10. Aux termes de l'article L. 2315-88 du même code, le comité social et économique peut décider de recourir à un expert-comptable en vue de la consultation sur la situation économique et financière de l'entreprise prévue au 2° de l'article L. 2312-17.
11. Aux termes de l'article L. 2315-89 du même code, la mission de l'expert-comptable porte sur tous les éléments d'ordre économique, financier, social ou environnemental nécessaires à la compréhension des comptes et à l'appréciation de la situation de l'entreprise.
12. Il en résulte que le président du tribunal judiciaire a exactement décidé que le périmètre des expertises comptables pour les consultations relatives aux orientations stratégiques de l'entreprise et à sa situation économique et financière pouvait porter sur la situation et le rôle de l'entreprise au sein du groupe auquel elle appartient, de sorte que les demandes de la société tendant à voir réduire leur coût à cet égard devaient être rejetées.
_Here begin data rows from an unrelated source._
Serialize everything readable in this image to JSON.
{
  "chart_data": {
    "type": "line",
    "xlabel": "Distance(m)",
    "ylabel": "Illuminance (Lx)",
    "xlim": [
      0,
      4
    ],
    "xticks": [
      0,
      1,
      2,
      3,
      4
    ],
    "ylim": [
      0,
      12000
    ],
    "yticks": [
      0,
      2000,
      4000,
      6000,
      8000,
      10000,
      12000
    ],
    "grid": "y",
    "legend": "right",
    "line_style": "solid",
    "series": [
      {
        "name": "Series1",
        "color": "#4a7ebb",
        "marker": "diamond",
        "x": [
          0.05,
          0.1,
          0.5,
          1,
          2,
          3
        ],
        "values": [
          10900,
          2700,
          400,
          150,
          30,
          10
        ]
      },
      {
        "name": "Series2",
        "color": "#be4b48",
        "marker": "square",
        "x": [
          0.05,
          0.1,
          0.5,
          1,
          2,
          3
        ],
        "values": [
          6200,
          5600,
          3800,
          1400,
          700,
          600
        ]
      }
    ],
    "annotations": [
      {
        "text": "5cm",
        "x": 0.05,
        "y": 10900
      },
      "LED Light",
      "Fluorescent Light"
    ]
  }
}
13. Le moyen n'est, dès lors, pas fondé.
PAR CES MOTIFS, la Cour :
REJETTE le pourvoi ;
Condamne la société Sfam [Localité 3] aux dépens ;
En application de l'article 700 du code de procédure civile, rejette la demande formée par la société Sfam [Localité 3] et la condamne à payer au comité social et économique de la société Sfam [Localité 3] et à la société d'expertise comptable Syndex la somme globale de 3 000 euros ;
Ainsi fait et jugé par la Cour de Cassation, chambre sociale, et prononcé publiquement le neuf avril deux mille vingt-cinq par mise à disposition de l'arrêt au greffe de la Cour, les parties ayant été préalablement avisées dans les conditions prévues au deuxième alinéa de l'article 450 du code de procédure civile.